第7話 傭兵と騎士代行 2

 部屋を駆け出した後、メアリーは王城から飛び出していた。


 既に日は暮れ始め、街中の街灯には火が灯りだしている。そんな中、涙を浮かべてメアリーは歩いていた。王城から真っ直ぐに続く目抜き通りは王城周りの一等地を抜けて、内城壁を隔てた二等地、三等地に続いている。その二等地、三等地を真っ直ぐに続くメインストリートから少し外れたところには、歓楽街が広がっていた。昼間よりも夜中の方が賑わう、淫猥な世界だ。

 この時間帯になると、酒場はその猥雑な世界の中にいかないと開いていない。


 メアリーはまっすぐにその歓楽街の中へと、足を踏み入れていた。

 彼女を見た男たちが、何やら笑みを浮かべて話しかけてくる。だが、例えどんなに容姿端麗な美男子が現れたとしても、彼女は足を止めないだろう。


 喧嘩をして気分が悪くとも、憂さを晴らすのに男は必要ない。

 メアリーは男の誘いの全てを無視して、普段王都に居る時に向かう酒場へと足を進めていた。

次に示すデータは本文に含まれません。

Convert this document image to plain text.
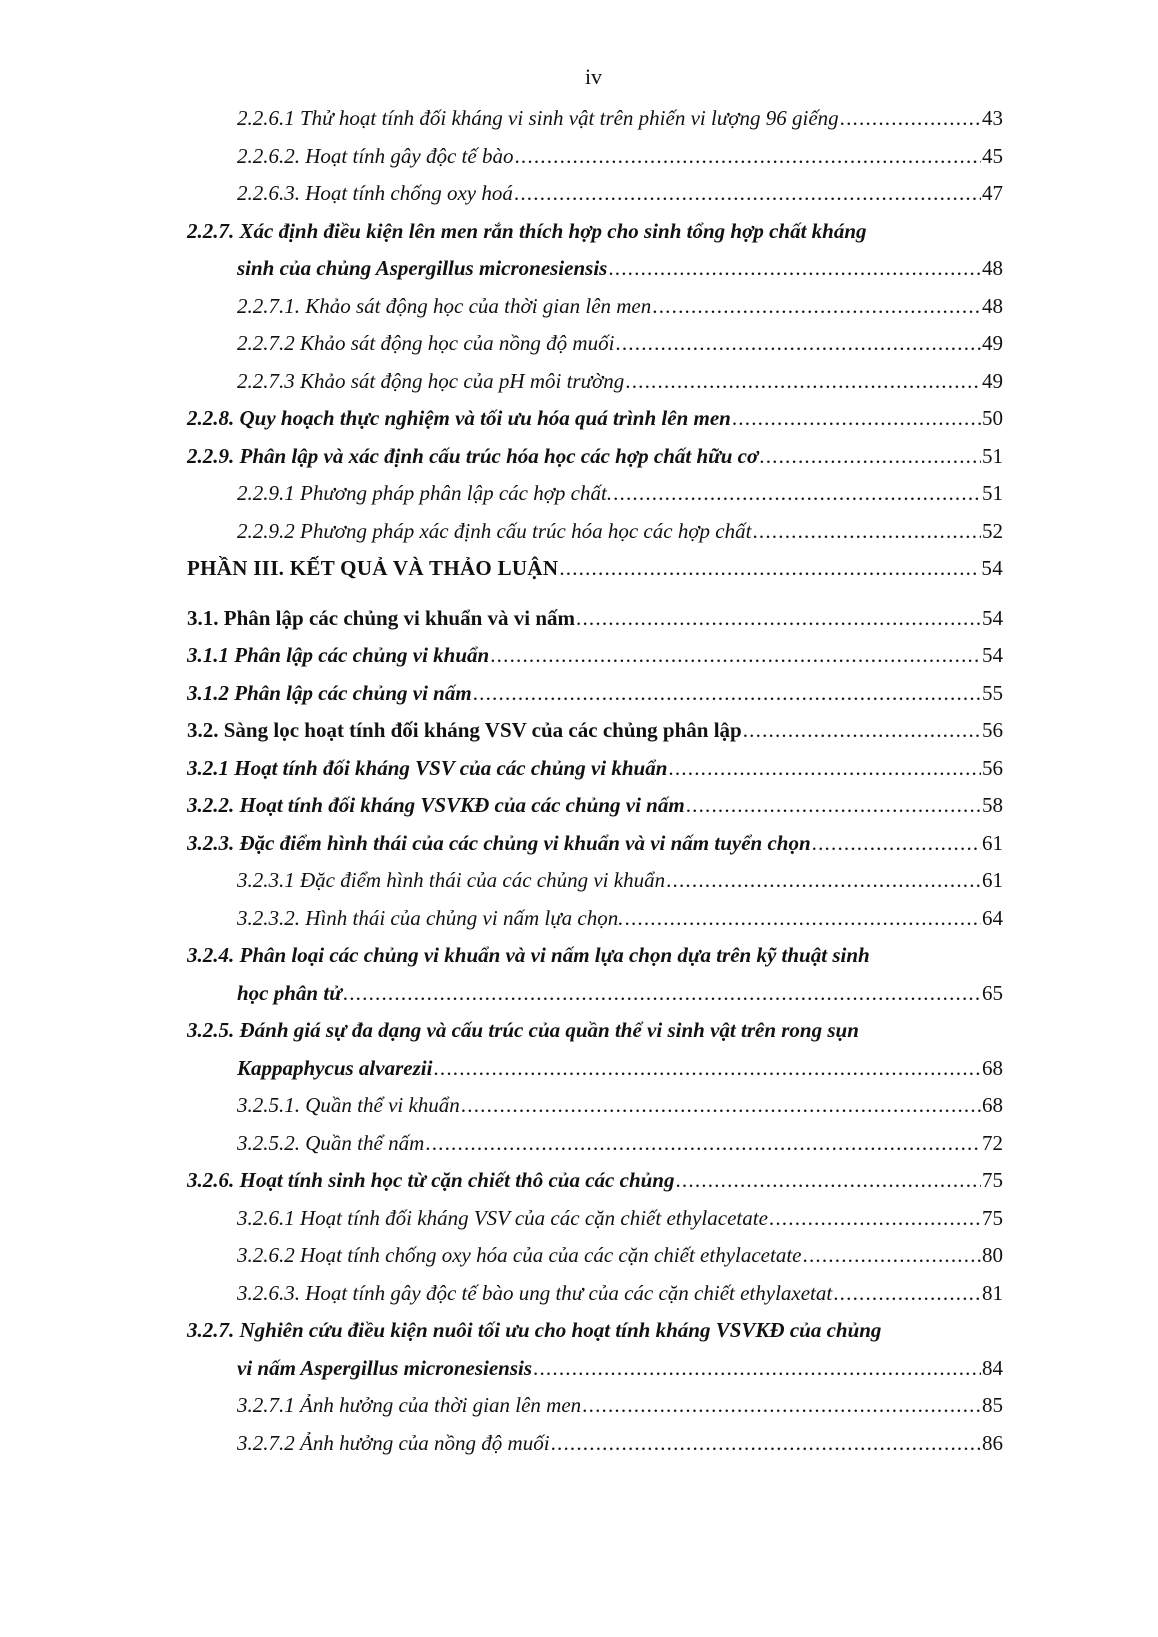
iv
2.2.6.1 Thử hoạt tính đối kháng vi sinh vật trên phiến vi lượng 96 giếng .....	43
2.2.6.2. Hoạt tính gây độc tế bào .....	45
2.2.6.3. Hoạt tính chống oxy hoá .....	47
2.2.7. Xác định điều kiện lên men rắn thích hợp cho sinh tổng hợp chất kháng
sinh của chủng Aspergillus micronesiensis .....	48
2.2.7.1. Khảo sát động học của thời gian lên men .....	48
2.2.7.2 Khảo sát động học của nồng độ muối .....	49
2.2.7.3 Khảo sát động học của pH môi trường .....	49
2.2.8. Quy hoạch thực nghiệm và tối ưu hóa quá trình lên men .....	50
2.2.9. Phân lập và xác định cấu trúc hóa học các hợp chất hữu cơ .....	51
2.2.9.1 Phương pháp phân lập các hợp chất. .....	51
2.2.9.2 Phương pháp xác định cấu trúc hóa học các hợp chất .....	52
PHẦN III. KẾT QUẢ VÀ THẢO LUẬN .....	54
3.1. Phân lập các chủng vi khuẩn và vi nấm .....	54
3.1.1 Phân lập các chủng vi khuẩn .....	54
3.1.2 Phân lập các chủng vi nấm .....	55
3.2. Sàng lọc hoạt tính đối kháng VSV của các chủng phân lập .....	56
3.2.1 Hoạt tính đối kháng VSV của các chủng vi khuẩn .....	56
3.2.2. Hoạt tính đối kháng VSVKĐ của các chủng vi nấm .....	58
3.2.3. Đặc điểm hình thái của các chủng vi khuẩn và vi nấm tuyển chọn .....	61
3.2.3.1 Đặc điểm hình thái của các chủng vi khuẩn .....	61
3.2.3.2. Hình thái của chủng vi nấm lựa chọn. .....	64
3.2.4. Phân loại các chủng vi khuẩn và vi nấm lựa chọn dựa trên kỹ thuật sinh
học phân tử .....	65
3.2.5. Đánh giá sự đa dạng và cấu trúc của quần thể vi sinh vật trên rong sụn
Kappaphycus alvarezii .....	68
3.2.5.1. Quần thể vi khuẩn .....	68
3.2.5.2. Quần thể nấm .....	72
3.2.6. Hoạt tính sinh học từ cặn chiết thô của các chủng .....	75
3.2.6.1 Hoạt tính đối kháng VSV của các cặn chiết ethylacetate .....	75
3.2.6.2 Hoạt tính chống oxy hóa của của các cặn chiết ethylacetate .....	80
3.2.6.3. Hoạt tính gây độc tế bào ung thư của các cặn chiết ethylaxetat .....	81
3.2.7. Nghiên cứu điều kiện nuôi tối ưu cho hoạt tính kháng VSVKĐ của chủng
vi nấm Aspergillus micronesiensis .....	84
3.2.7.1 Ảnh hưởng của thời gian lên men .....	85
3.2.7.2 Ảnh hưởng của nồng độ muối .....	86
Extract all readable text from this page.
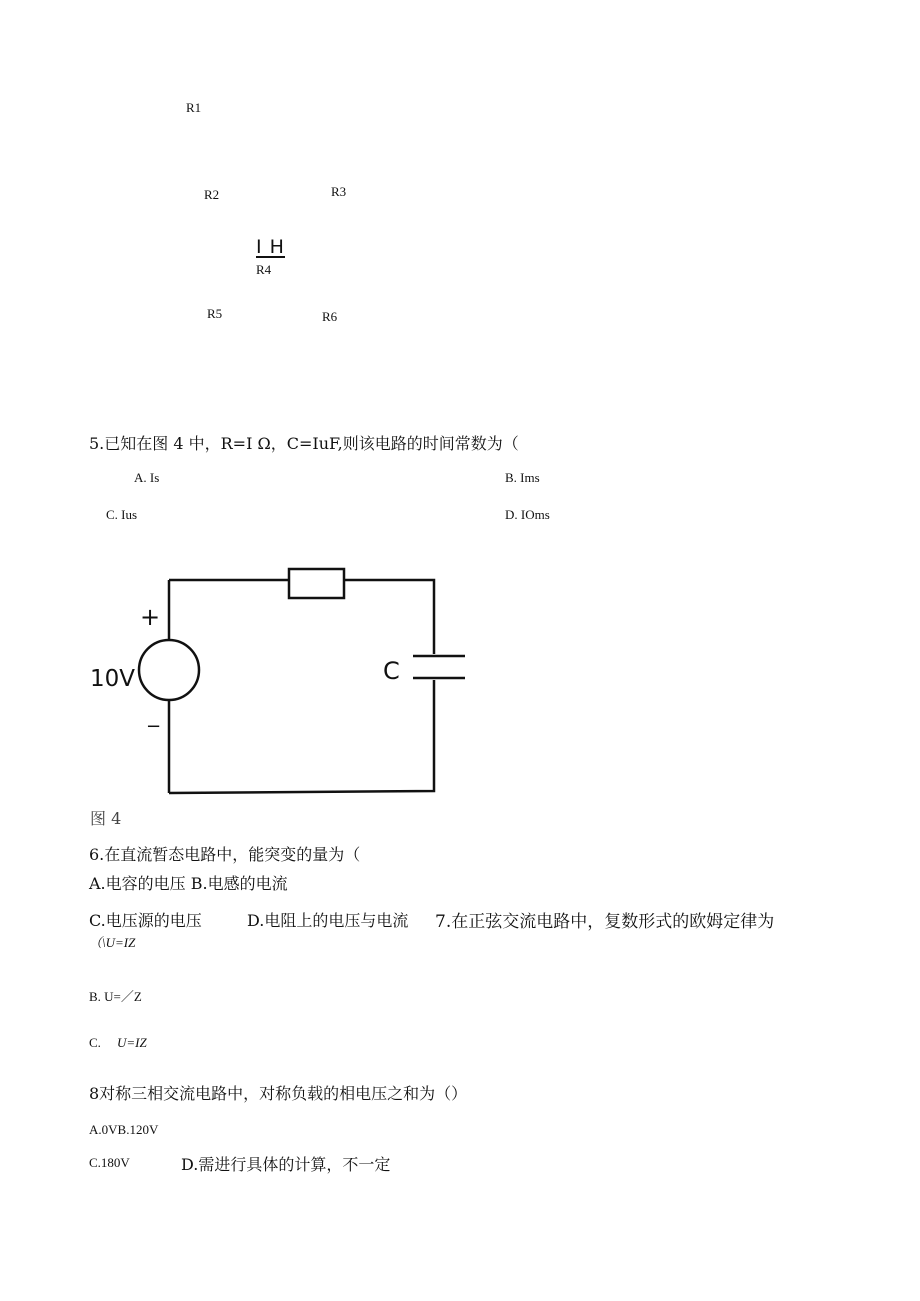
R1
R2	R3
I H
R4
R5	R6
5.已知在图 4 中，R=I Ω，C=IuF,则该电路的时间常数为（
A. Is	B. Ims
C. Ius	D. IOms
+
10V
−
C
图 4
6.在直流暂态电路中，能突变的量为（
A.电容的电压 B.电感的电流
C.电压源的电压	D.电阻上的电压与电流 7.在正弦交流电路中，复数形式的欧姆定律为
（\U=IZ
B. U=／Z
C. U=IZ
8对称三相交流电路中，对称负载的相电压之和为（）
A.0VB.120V
C.180V	D.需进行具体的计算，不一定
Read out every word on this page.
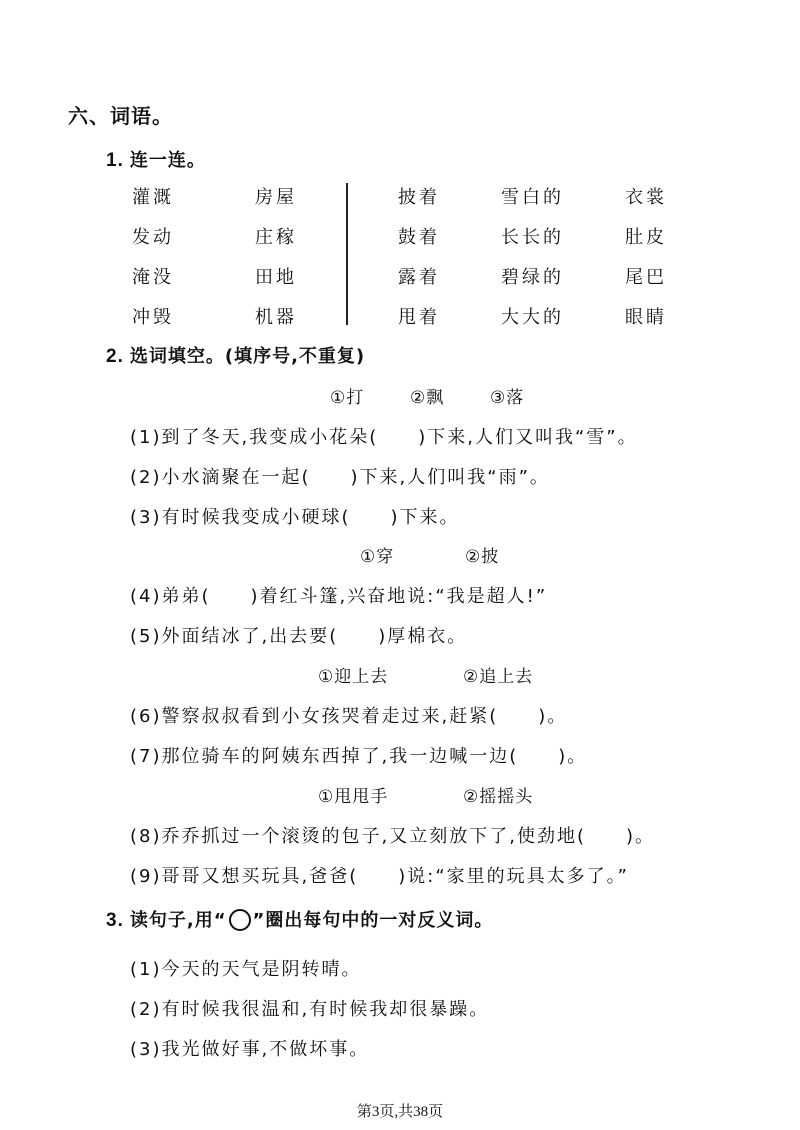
六、词语。
1. 连一连。
灌溉	房屋
发动	庄稼
淹没	田地
冲毁	机器
披着	雪白的	衣裳
鼓着	长长的	肚皮
露着	碧绿的	尾巴
甩着	大大的	眼睛
2. 选词填空。(填序号,不重复)
①打	②飘	③落
(1)到了冬天,我变成小花朵(　　)下来,人们又叫我“雪”。
(2)小水滴聚在一起(　　)下来,人们叫我“雨”。
(3)有时候我变成小硬球(　　)下来。
①穿	②披
(4)弟弟(　　)着红斗篷,兴奋地说:“我是超人!”
(5)外面结冰了,出去要(　　)厚棉衣。
①迎上去	②追上去
(6)警察叔叔看到小女孩哭着走过来,赶紧(　　)。
(7)那位骑车的阿姨东西掉了,我一边喊一边(　　)。
①甩甩手	②摇摇头
(8)乔乔抓过一个滚烫的包子,又立刻放下了,使劲地(　　)。
(9)哥哥又想买玩具,爸爸(　　)说:“家里的玩具太多了。”
3. 读句子,用“ ”圈出每句中的一对反义词。
(1)今天的天气是阴转晴。
(2)有时候我很温和,有时候我却很暴躁。
(3)我光做好事,不做坏事。
第3页,共38页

 アストールとよく飲みに来ていた酒場だが、最近は遠方の妖魔退治に加えてゴルバルナの事件の後処理と忙しく、数ヵ月は顔を出してはいなかった。


「何よ、アストールの馬鹿!」


 酒場の席に着いたメアリーは、そう言って度数の高いコオルテというこの国独自の酒を煽っていた。


「人が折角心配してやってんのに!」


 瓶からコップにコオルテを勢いよく移し、コップを煽って飲み干していく。


「おうおう、姉ちゃん自棄酒かい?」


 そう言って絡んできたのは、数名の体格がいい男たちだった。

 見た目からして屈強なという表現があうだろう。だが、その男たちの顔には下品な笑みが張り付いている。明らかに値踏みするような視線が、メアリーの全身に纏わりつく。


「何か?」


 メアリーは酔うに酔えないこの状況に、男三人を睨み付ける。


「こんな所で女の子が一人でいるなんて危ないぜ?」


 そう言う男は断りなしに、メアリーの丸テーブルの空いた席についていた。


「俺たちは王城付の騎士だ。ここじゃお嬢ちゃんは危ないから、俺たちが守ってやるよ」


 そう言ってもう一人の男が、メアリーの正面に座っていた。


「ああ、そう。それで?」


 ろくでなしの騎士に絡まれ、メアリーは心底落胆していた。

 本当に王城付騎士ならば、自分たちを近衛騎士と名乗るだろう。

 特に自分のステータスを武器に、女に迫ってくる輩はそうだ。であるのに、近衛騎士と言わないところからして、下級貴族の二男、三男坊の寄せ集めの王立騎士だろう。

 騎士と言ったものの、その言動には品はなく格式もない。

 長男が家系を継ぐため、行き場のない二男、三男坊は、大抵、親のコネで何かしらの職業に就く。その中で最も多いのが、王立騎士である。

 仕事内容は近衛騎士と違わないのだが、領地を継げない貴族の次男坊、三男坊の集まりと言うこともあってか多くの騎士がやさぐれている。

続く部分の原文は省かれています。